Vu la procédure suivante :
M. A... B... a demandé au tribunal administratif de Montreuil d’annuler l’arrêté du 27 juin 2024 par lequel le ministre de l’intérieur et des outre-mer a prononcé à son encontre une mesure individuelle de contrôle administratif et de surveillance pour une durée de trois mois. Par un jugement n° 2410461 du 8 août 2024, le tribunal administratif de Montreuil a rejeté sa demande.
Par un arrêt n° 24PA03764 du 17 janvier 2025, la cour administrative d’appel de Paris a rejeté l’appel formé par M. B... contre ce jugement.
Par un pourvoi et un mémoire, enregistrés le 10 juillet et 13 octobre 2025 au secrétariat du contentieux du Conseil d’Etat, M. B..., représenté par la SCP Gaschignard, Loiseau, Massignon, demande au Conseil d’Etat :
1°) d’annuler cet arrêt ;
2°) de mettre à la charge de l’Etat la somme de 2 500 euros au titre de l’article 37 de la loi du 10 juillet 1991.
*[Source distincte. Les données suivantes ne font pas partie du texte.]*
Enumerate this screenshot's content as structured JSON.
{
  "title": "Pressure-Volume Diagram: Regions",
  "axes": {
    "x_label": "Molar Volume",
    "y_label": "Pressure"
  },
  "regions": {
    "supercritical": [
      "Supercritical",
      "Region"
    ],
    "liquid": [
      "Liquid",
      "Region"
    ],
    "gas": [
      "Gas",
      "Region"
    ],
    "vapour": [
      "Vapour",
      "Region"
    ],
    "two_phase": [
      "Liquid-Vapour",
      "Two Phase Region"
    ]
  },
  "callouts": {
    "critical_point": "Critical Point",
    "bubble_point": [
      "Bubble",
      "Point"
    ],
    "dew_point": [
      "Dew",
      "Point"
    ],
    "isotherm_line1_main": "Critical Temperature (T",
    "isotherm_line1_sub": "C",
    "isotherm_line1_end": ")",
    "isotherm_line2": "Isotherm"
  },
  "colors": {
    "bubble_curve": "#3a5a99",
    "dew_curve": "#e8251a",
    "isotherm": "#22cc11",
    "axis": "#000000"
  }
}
Vu les autres pièces du dossier ;
Vu :
- le décret n° 2020-1717 du 28 décembre 2020 ;
- le code de justice administrative ;
Considérant ce qui suit :
1. Aux termes de l’article L. 822-1 du code de justice administrative : « Le pourvoi en cassation devant le Conseil d'Etat fait l'objet d'une procédure préalable d'admission. L'admission est refusée par décision juridictionnelle si le pourvoi est irrecevable ou n'est fondé sur aucun moyen sérieux ». Aux termes du troisième alinéa de l’article R. 822-5 du même code : « Lorsque le pourvoi est irrecevable pour défaut de ministère d'avocat ou entaché d'une irrecevabilité manifeste non susceptible d'être couverte en cours d'instance, le président de la chambre peut décider par ordonnance de ne pas l'admettre ». Cette procédure ne nécessite ni instruction contradictoire préalable, ni audience publique.
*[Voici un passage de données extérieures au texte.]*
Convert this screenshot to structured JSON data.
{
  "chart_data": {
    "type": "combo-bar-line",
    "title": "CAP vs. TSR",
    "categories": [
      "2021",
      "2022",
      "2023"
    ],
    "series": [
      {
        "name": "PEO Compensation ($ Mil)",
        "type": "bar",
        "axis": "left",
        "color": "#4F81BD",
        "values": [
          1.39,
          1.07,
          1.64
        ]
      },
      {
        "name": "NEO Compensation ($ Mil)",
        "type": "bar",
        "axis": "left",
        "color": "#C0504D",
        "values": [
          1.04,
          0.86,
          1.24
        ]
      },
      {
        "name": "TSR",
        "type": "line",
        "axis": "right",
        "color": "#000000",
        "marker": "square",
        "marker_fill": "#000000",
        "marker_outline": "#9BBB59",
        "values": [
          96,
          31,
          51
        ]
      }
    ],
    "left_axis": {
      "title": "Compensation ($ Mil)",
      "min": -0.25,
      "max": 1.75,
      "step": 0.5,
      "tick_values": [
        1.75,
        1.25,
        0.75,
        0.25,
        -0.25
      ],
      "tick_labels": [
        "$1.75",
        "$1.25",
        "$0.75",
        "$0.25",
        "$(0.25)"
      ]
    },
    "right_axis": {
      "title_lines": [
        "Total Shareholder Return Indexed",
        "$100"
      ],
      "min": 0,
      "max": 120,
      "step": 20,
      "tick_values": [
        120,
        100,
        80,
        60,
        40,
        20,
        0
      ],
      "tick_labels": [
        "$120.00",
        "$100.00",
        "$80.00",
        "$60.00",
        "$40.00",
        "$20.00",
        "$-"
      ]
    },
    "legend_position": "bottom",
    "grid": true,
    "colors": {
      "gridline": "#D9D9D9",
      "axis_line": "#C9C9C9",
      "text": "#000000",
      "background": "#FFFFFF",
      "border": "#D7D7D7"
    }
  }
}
2. Aux termes du premier alinéa de l'article R. 821-1 du code de justice administrative : « Sauf disposition contraire, le délai de recours en cassation est de deux mois ». En application des dispositions combinées des articles 43 et 44 du décret du 28 décembre 2020, ce délai est interrompu lorsque l'aide juridictionnelle est sollicitée à l'occasion d'une instance devant le Conseil d'Etat.
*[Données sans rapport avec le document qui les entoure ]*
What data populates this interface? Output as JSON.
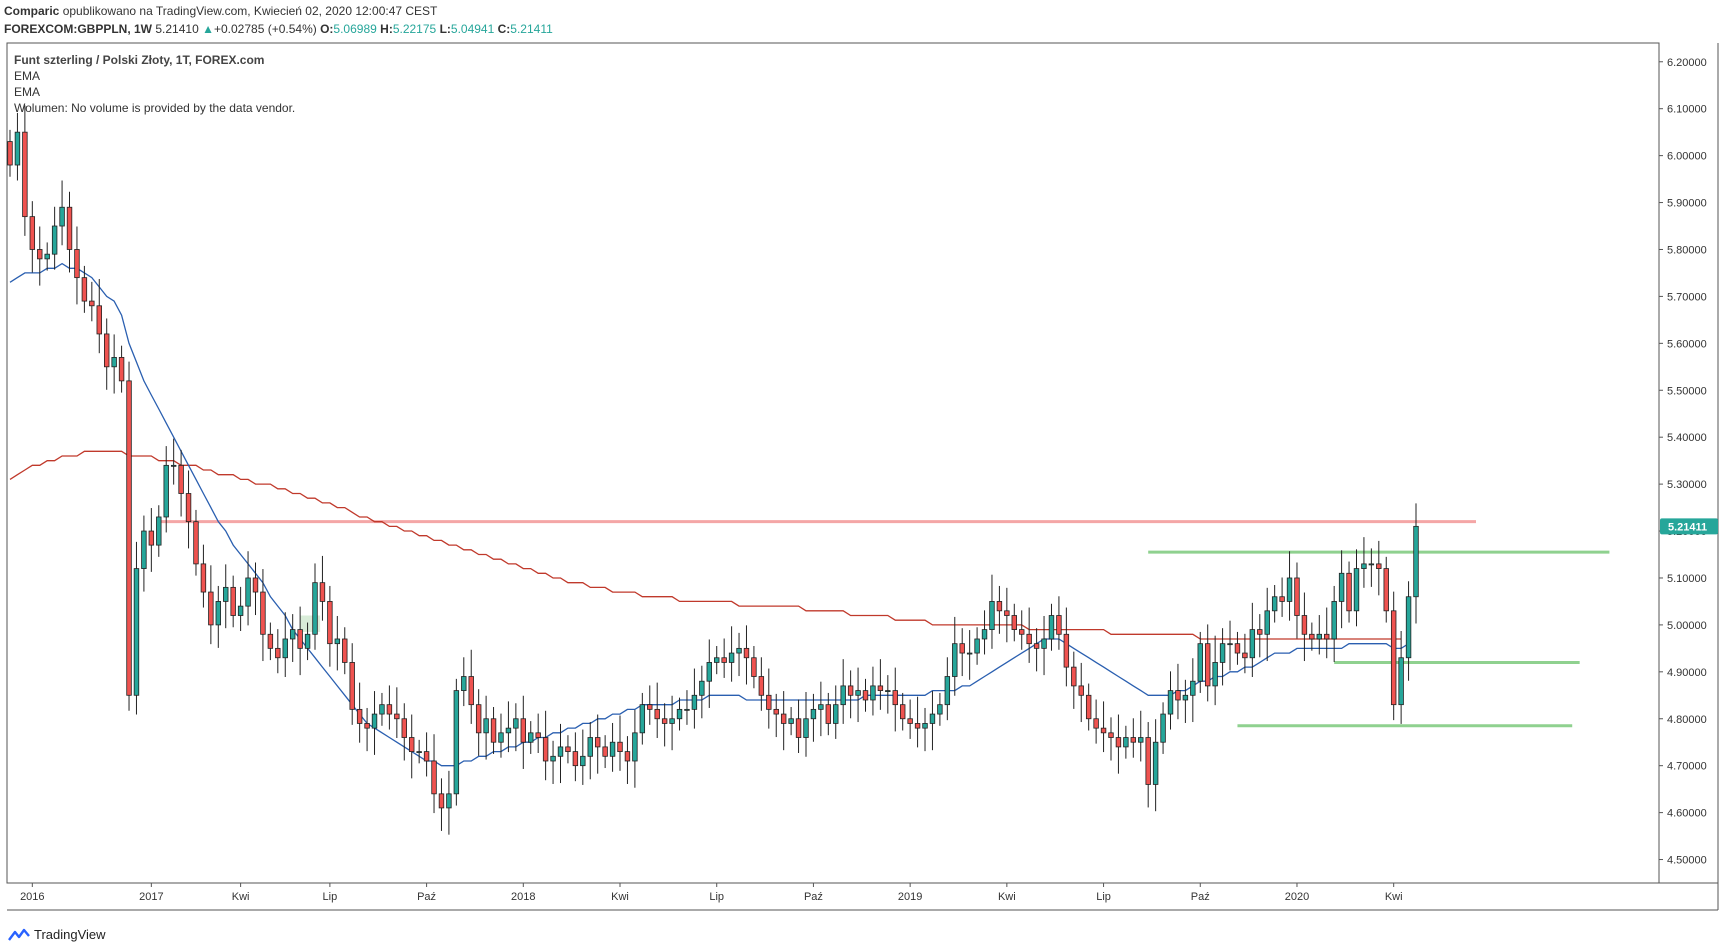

3. Antérieurement à l’introduction de son pourvoi en cassation au Conseil d’Etat de l’arrêt rendu le 17 janvier 2025 par la cour administrative d’appel de Paris, M. B... a, le 18 mars 2025, déposé une demande d’aide juridictionnelle devant le bureau d’aide juridictionnelle près le Conseil d’Etat. Par une décision n° 1359/2025 du 8 avril 2025, notifiée le 6 mai 2025, le bureau d’aide juridictionnelle près le Conseil d’Etat a accordé l’aide juridictionnelle totale à M. B.... Le pourvoi de M. B..., dirigé contre cet arrêt, a été enregistré au secrétariat du contentieux du Conseil d’Etat le 10 juillet 2025, soit après l’expiration du délai de deux mois imparti par les dispositions précitées. Le pourvoi a donc été présenté tardivement et se trouve, dès lors, entaché d’une irrecevabilité manifeste non susceptible d’être couverte en cours d’instance.
ORDONNE :
Article 1er : Le pourvoi de M. B... n’est pas admis.
Article 2 : La présente ordonnance sera notifiée à M. A... B....
Copie en sera adressé au ministre de l’intérieur.
Fait à Paris, le 22 juillet 2026
Le président : Bertrand Dacosta
La République mande et ordonne au ministre de l’intérieur en ce qui le concerne ou à tous commissaires de justice à ce requis en ce qui concerne les voies de droit commun contre les parties privées, de pourvoir à l’exécution de la présente décision.